Девочка в первом цвету рдеет стыдом и смущеньем,
Как ни твердит «не хочу», скоро захочет, как все.
Все, что ни делает женщина, — делает, движима страстью,
Женщина жарче мужчин, больше безумия в ней.
Наконец, многие современные поэты пишут не собственно гекзаметром, а различными вариантами этой формы (как Соснора в приведенном выше примере). Еще советский классик Виктор Боков написал в свое время стихотворение, в котором отчетливо слышны отголоски античного стиха:
Нежность во мне растет,
Поливай ее солнцем и лаской,
Не согруби, не задень ее
Словом обидным!
Не урони — тонкий хрусталь разобьется,
Не затопчи — трава на лугу беззащитна,
Нежность мою береги,
Это твой и мой заповедник!
Однако наиболее интересные опыты работы с разнообразными производными этого размера обнаруживаются у петербургских поэтов Е.Шварц, В.Ширали, С.Стратановского, В.Кучерявкина. Иногда они удлиняют или укорачивают отдельные строки, вводят рифму, однако сохраняют главный признак гекзаметра: строят стих на чередовании дактилей и хореев в длинной по сравнению с обычным стихом строке. Приведем несколько примеров:
Вот архив архетипов
в глухом ленинградском подвале
Там, за амбарным замком
мыслеобразов темный котел
О, не взорвись, не взорвись…
Да не вырвется в сутолку улиц
Подсознанка атасная,
вихрь деструктивных химер.
(Сергей Стратановский)
Много, гуляя в горах, камней пестроцветных нашла я.

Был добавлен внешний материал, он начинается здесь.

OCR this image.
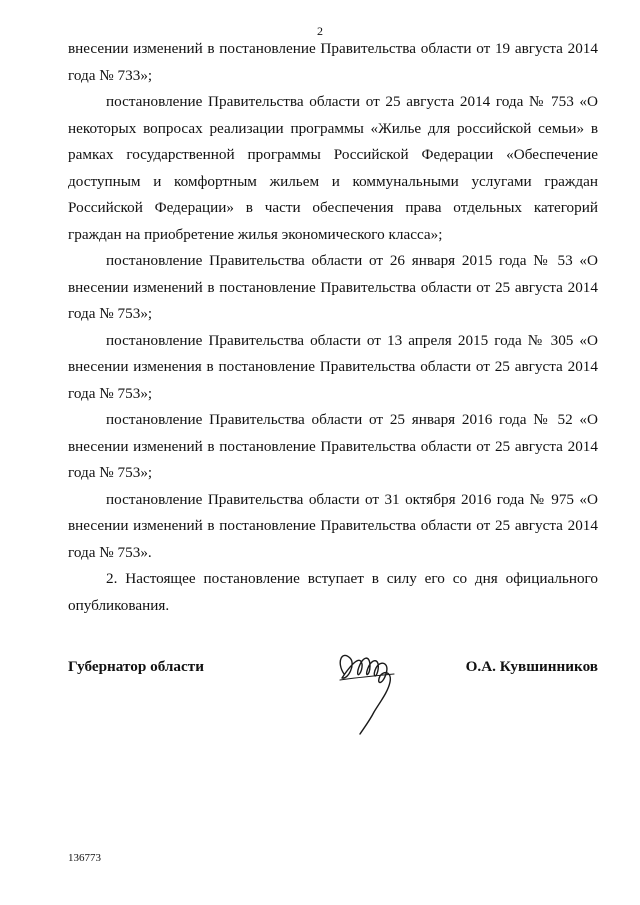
2

внесении изменений в постановление Правительства области от 19 августа 2014 года № 733»;

постановление Правительства области от 25 августа 2014 года № 753 «О некоторых вопросах реализации программы «Жилье для российской семьи» в рамках государственной программы Российской Федерации «Обеспечение доступным и комфортным жильем и коммунальными услугами граждан Российской Федерации» в части обеспечения права отдельных категорий граждан на приобретение жилья экономического класса»;

постановление Правительства области от 26 января 2015 года № 53 «О внесении изменений в постановление Правительства области от 25 августа 2014 года № 753»;

постановление Правительства области от 13 апреля 2015 года № 305 «О внесении изменения в постановление Правительства области от 25 августа 2014 года № 753»;

постановление Правительства области от 25 января 2016 года № 52 «О внесении изменений в постановление Правительства области от 25 августа 2014 года № 753»;

постановление Правительства области от 31 октября 2016 года № 975 «О внесении изменений в постановление Правительства области от 25 августа 2014 года № 753».

2. Настоящее постановление вступает в силу его со дня официального опубликования.

Губернатор области	О.А. Кувшинников
136773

Этот валялся в пыли, унюхала тот под землей.
Этот формой прельстил, цветом понравился тот.
Все побросала в мешок и его волоку за спиною,
Может, в долине потом блеск их и цвет пропадет,
В утреннем свете булыжной растает он грудой,
Ведь ошибиться легко, по пояс бродя в облаках.
Все же — надеюсь, когда их рассыплю в таверне,
Скажет: как ярки — плебей, скажет: как редки — знаток.
(Елена Шварц)
Соловей зачирикал и смолк на блистающей ветке.
Солнце встает и уходит на запад мягкой походкой.
Окна распахнуты в сад; дрожащей рукою
Рву виноград, яблок ем и капусту на гряде чудесной.
Сын убежал, благородной мелькая ногой, в Святогорье.
Где теперь он за лесом, в чужой колыбели, мальчик?
Я у огня; кочергой благородной мешаю
В печке уголья, пью коньяк благородный.
(Владимир Кучерявкин)
В этих и других новейших вариациях «на тему» гекзаметра даже в рамках одного текста нередко сочетается сразу по несколько отступлений от канона. Тем не менее у них есть общие черты, позволяющие соотносить их с античным прообразом: тяготение большинства строк к шестистопности; наличие в строке только одно- и двухсложных межударных интервалов (когда появляются пиррихии, интервал, соответственно, возрастает на два слога, но общий характер ритма не нарушается); мужские (с ударением на первом слоге) зачины строк, обеспечивающие дактилохореический характер хотя бы первой половины строки, и преобладание женских окончаний; отсутствие или нерегулярный характер рифмовки.
Подводя итог, можно с уверенностью сказать, что гекзаметр, одна из старейших разновидностей европейского стиха, по-прежнему присутствует в современном русском стихосложении — причем как в каноническом виде, так и в разнообразных вариациях, в которых узнать его не легко, но можно.
* М.Л.Гаспаров. Русские стихи 1890-х — 1925-го годов в комментариях. М., 1993.